3.2.1 Participation aux réseaux socionumériques

Certains réseaux socionumériques sont associés à des zones géographiques, linguistiques et culturelles particulières. À titre d’exemple, Urkut est populaire en Inde et au Brésil, tandis que Cyworld est le réseau socionumérique le plus populaire en Corée de Sud et Myspace aux États Unis (Boyd, 2008). Pasfield-Neofitou (2011) a montré comment des apprenants australiens de la langue japonaise utilisent la langue cible sur Mixi, un réseau socionumérique japonais, dans la quasi-totalité de leurs interactions avec leurs pairs japonais, tandis qu’ils utilisent presque exclusivement l’anglais sur FB pour interagir avec les mêmes personnes. Mixi est perçu donc comme un espace japonais où il faut parler japonais. Cette empreinte culturelle est présente aussi dans la façon de créer et de maintenir des liens dans les

79 échanges électroniques. Kim et Yun (2007), ont montré comment des jeunes coréens s’adaptent à Cyworld tout en essayant de garder des valeurs culturelles et relationnelles dominantes dans leur vie quotidienne. Par exemple, une dimension centrale de la culture relationnelle en Corée est le noonchi, qui signifie la réserve dans l’expression des sentiments et ne pas expliciter des choses qui doivent être perçues de façon implicite. Les participants utilisent donc leurs pages personnelles minihompies de façon à exprimer leurs sentiments personnels et intimes de manière indirecte à travers des signes, des objets ou des décorations offerts par le réseau socionumérique Cyworld. On peut comprendre que chaque réseau socionumérique possède des règles implicites qui régissent les échanges et qui sont ancrées dans des contextes cutlurels.

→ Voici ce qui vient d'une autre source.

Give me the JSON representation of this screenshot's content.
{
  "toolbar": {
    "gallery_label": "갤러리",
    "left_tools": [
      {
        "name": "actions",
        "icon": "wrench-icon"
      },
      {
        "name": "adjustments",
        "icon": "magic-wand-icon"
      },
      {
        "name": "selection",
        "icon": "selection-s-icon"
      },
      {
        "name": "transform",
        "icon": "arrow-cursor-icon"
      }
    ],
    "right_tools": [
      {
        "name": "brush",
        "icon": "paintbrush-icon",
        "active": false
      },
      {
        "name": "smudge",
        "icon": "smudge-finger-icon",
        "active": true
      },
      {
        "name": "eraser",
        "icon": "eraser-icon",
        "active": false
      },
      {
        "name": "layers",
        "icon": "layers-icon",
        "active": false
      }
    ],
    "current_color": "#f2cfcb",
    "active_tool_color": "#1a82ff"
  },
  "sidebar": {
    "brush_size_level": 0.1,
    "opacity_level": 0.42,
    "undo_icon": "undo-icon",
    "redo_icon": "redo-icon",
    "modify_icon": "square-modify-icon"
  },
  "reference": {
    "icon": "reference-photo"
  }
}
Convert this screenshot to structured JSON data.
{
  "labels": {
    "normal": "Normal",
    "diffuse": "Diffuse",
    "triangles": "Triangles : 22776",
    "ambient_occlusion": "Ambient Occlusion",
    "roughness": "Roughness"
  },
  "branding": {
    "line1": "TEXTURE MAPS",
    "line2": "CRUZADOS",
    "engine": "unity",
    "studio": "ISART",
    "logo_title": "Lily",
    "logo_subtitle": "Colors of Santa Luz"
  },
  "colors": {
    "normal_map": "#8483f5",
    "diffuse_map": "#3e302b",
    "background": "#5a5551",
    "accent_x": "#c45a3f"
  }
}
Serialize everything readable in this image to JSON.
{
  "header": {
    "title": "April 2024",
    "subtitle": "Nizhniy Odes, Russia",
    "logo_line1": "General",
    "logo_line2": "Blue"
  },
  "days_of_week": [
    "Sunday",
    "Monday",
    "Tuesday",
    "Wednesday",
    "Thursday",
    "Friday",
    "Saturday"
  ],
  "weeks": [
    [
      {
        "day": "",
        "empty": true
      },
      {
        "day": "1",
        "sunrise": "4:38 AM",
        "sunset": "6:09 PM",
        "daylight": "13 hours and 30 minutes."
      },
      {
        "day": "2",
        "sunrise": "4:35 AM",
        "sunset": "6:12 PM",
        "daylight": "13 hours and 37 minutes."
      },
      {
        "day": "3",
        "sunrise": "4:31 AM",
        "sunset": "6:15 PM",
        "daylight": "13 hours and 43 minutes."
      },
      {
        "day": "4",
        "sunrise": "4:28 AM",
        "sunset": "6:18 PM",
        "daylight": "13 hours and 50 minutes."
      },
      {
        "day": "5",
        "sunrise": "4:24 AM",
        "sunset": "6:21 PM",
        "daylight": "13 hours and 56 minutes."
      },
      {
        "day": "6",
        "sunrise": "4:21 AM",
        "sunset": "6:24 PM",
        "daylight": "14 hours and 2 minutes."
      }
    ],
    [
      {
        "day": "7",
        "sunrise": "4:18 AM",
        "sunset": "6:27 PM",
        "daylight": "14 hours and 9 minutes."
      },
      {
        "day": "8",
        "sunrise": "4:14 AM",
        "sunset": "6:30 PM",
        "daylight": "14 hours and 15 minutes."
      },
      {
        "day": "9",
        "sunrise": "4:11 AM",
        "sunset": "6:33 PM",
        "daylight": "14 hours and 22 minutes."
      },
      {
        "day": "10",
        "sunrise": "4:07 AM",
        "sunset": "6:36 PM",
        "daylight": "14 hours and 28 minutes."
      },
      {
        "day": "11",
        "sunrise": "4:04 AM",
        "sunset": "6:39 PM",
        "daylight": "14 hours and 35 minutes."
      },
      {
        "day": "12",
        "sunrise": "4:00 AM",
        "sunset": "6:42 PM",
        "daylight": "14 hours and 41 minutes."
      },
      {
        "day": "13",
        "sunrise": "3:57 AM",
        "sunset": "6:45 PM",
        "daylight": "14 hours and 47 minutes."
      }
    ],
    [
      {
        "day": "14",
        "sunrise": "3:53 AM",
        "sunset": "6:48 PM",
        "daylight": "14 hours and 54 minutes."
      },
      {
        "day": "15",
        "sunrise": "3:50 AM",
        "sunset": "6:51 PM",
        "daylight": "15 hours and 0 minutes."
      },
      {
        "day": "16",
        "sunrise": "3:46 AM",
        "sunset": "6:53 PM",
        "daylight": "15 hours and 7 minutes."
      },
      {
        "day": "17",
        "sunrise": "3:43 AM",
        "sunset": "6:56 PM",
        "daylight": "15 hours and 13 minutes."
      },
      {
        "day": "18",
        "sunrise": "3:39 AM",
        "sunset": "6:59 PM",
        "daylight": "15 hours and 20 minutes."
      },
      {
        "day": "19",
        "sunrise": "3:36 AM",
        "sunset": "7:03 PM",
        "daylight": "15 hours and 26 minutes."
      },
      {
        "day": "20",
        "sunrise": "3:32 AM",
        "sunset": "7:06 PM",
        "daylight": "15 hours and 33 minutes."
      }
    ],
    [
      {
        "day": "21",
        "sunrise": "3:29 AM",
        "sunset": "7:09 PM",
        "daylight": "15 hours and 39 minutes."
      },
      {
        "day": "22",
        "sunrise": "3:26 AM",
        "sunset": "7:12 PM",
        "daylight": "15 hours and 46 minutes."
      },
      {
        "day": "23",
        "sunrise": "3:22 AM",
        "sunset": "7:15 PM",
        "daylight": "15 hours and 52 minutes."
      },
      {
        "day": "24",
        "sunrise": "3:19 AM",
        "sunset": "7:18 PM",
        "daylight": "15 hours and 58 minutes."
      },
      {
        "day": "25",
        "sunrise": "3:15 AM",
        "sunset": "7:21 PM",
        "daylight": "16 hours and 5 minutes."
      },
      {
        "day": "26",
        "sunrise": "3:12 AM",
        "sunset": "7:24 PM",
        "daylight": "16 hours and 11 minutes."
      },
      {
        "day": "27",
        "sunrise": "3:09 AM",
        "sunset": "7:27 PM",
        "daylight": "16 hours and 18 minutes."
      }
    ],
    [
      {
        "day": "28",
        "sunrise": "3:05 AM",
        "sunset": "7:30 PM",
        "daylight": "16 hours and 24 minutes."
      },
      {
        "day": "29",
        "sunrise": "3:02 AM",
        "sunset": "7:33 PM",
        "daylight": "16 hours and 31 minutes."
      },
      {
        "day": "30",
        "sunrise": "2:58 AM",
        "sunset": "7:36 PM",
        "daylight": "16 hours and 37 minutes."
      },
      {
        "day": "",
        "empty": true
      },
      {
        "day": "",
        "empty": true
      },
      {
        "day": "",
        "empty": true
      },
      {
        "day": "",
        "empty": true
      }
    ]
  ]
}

3.2.2 Sites d’apprentissage et de réseautage en langues

Il importe lorsque l’on parle des réseaux socionumériques et de l’apprentissage des langues de s’arrêter un peu sur ce que certains chercheurs appellent communautés Web 2.0 d’apprentissage des langues (Loiseau, Potolia, et Zourou, 2011). Un certain nombre de sites de ce type proposent aux utilisateurs en plus de la mise en contact avec des natifs de la langue, des contenus pédagogiques plus ou moins structurés (commme Busuu par exemple). En prenant en compte la cartographie proposée par Stenger et Coutant (2013) déjà citée supra ce type d’application correspondrait davantage à un site de réseautage qu’à un réseau socionumérique puisque la participation est basée sur l’intérêt de pratiquer une langue étrangère tout en mettant en avant la présentation de soi. Pour désigner ces applications Chotel et Mangenot (2011) optent pour l’appellation sites d’apprentissages et de réseautage en langues et c’est le terme que nous emploierons par la suite.

Si les études sur les sites d’apprentissage et de réseautage en langues sont nombreuses, il en va autrement pour les études sur les réseaux socionumériques en lien avec le domaine de l’apprentissage des langues. Ces études restent marginales par rapport à celles qui portent sur d’autres applications du Web social, comme le blogue par exemple (Wang et Vásquez, 2012). Apparemment, les réseaux socionumériques intéressent peu la communauté francophone de l’ALAO représentée par la revue Alsic, puisque dans son étude sociohistorique critique des articles parus dans cette dernière, Guichon (2012 a) n’a pas identifié les réseaux socionumériques parmi les technologies étudiées par les auteurs. Cela ne diffère pas du côté

80 de la communauté anglophone : une revue de la littérature empirique montre que les études portant sur les réseaux socionumériques ne représentent que 9 % de l’ensemble des articles étudiés (5 articles sur 43) (Wang et Vásquez, op.cit.)